Thèse de doctorat en Littératures française, francophone et comparée
Sous la direction de Danièle James-Raoul et de Géraldine Puccini-Delbey.
Soutenue le 04-03-2022
à Bordeaux 3 , dans le cadre de École doctorale Montaigne-Humanités (Pessac, Gironde) , en partenariat avec Plurielles (Pessac (Gironde)) (laboratoire) .
Le président du jury était Jean-Marie Fritz.
Le jury était composé de Danièle James-Raoul, Géraldine Puccini-Delbey, Sébastien Douchet, Fabienne Pomel.
Les rapporteurs étaient Jean-Marie Fritz, Sébastien Douchet.
Au Moyen Âge, les vieilles femmes concentrent plusieurs formes de marginalité et des caractéristiques sociales et existentielles problématiques. Ce travail propose d’étudier les représentations littéraires qui en sont faites en Occident en utilisant un corpus large constitué d’œuvres vernaculaires et latines, littéraires mais aussi médicales et religieuses, de l’Antiquité jusqu’au début de la Renaissance. La production majoritairement masculine est marquée par une certaine misogynie dans le contexte de discours religieux, savants et populaires qui, généralement négatifs envers la vieillesse au féminin, l’utilisent préférentiellement pour aborder la laideur, la déchéance et la monstruosité esthétiques et morales. Cependant, les personnages de vieilles femmes sont rares et leurs emplois ne se limitent ni à un unique rôle stéréotypé d’adversaire dévalorisé, ni au type monolithique de l’entremetteuse ou de la sorcière. Tantôt épisodique, tantôt obsédante ; insignifiante ici, là chargée de significations symboliques complexes et parfois ambivalentes ; tour à tour pure utilité narrative et personnage au sens plein du terme, la vetula interroge les normes médiévales, entre conformisme moral, transgression sexuelle, subversion idéologique et menace de l’ordre masculin. Mais il s’agit aussi d’une figure proprement littéraire, située au croisement stratégique d’enjeux stylistiques, rhétoriques et de querelles de clercs à la portée considérable, tant à propos des pratiques d’écriture qu’en ce qui concerne la question de la misogynie.

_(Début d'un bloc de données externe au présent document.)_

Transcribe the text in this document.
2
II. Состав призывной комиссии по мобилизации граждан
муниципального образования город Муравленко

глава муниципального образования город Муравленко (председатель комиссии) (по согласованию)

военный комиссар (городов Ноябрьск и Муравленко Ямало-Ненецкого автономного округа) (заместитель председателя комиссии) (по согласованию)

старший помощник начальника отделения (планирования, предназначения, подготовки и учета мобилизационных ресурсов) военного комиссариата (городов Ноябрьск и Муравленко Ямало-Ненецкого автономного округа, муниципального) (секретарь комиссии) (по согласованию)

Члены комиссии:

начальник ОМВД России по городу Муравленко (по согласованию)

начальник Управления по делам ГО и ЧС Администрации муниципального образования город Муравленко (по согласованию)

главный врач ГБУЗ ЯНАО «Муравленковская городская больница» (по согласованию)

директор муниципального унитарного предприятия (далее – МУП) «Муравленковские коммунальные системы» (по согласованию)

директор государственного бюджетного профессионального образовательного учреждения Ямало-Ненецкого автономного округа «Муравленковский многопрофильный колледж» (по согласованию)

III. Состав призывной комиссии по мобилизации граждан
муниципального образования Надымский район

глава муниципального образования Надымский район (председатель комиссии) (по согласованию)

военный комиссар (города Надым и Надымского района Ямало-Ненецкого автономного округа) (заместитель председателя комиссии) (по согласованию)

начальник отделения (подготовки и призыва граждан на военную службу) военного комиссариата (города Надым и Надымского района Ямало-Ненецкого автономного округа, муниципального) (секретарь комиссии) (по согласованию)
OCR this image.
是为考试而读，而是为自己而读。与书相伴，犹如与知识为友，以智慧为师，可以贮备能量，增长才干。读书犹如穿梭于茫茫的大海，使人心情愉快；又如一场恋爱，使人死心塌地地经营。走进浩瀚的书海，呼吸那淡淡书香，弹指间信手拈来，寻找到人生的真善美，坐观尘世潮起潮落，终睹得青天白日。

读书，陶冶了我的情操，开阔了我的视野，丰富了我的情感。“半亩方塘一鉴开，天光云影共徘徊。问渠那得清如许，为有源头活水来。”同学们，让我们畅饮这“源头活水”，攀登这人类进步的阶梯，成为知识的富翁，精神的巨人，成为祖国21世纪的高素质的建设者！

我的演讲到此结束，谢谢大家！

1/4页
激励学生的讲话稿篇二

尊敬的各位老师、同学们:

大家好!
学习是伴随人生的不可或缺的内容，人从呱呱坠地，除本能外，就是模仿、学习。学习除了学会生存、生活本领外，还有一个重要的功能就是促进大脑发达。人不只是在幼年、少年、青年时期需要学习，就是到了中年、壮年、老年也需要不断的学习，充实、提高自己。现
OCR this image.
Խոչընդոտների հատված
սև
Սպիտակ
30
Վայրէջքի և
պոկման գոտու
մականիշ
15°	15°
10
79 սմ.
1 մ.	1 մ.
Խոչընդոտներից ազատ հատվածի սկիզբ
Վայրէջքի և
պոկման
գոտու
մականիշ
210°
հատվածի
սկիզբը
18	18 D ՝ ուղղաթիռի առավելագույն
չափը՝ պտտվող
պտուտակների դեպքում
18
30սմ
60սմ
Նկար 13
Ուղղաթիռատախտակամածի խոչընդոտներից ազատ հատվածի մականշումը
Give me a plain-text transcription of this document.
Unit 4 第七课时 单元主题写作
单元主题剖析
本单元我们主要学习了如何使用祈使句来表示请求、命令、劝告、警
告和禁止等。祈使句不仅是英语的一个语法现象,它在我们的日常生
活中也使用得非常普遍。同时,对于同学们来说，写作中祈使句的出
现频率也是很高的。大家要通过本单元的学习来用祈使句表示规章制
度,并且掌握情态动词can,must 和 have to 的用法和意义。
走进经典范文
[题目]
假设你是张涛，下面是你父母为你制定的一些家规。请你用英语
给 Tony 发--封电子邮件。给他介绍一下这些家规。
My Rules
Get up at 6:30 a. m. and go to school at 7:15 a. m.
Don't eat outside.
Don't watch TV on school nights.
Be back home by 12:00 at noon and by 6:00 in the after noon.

Profondément orienté dès le plan lexical, cet imaginaire a été analysé sous l’aspect thématique, qui a permis de singulariser les problèmes posés par le corps féminin sénile et la question du contrôle des dames de grand âge soupçonnées de déviance, mais aussi sous l’angle des rôles actantiels et symboliques. Cet examen permet de constater que la vieille femme est ambivalente, à la fois périphérique et étonnamment incontournable, malgré le silence et sa relégation dans les marges, dès lors qu’on s’attache à comprendre les ressorts des discours sur les femmes au Moyen Âge et à sonder l’histoire littéraire, qui a réservé à la figure une place inattendue dans la fabrique des textes.
The Old Woman in Medieval Literature : (11th-15th Centuries)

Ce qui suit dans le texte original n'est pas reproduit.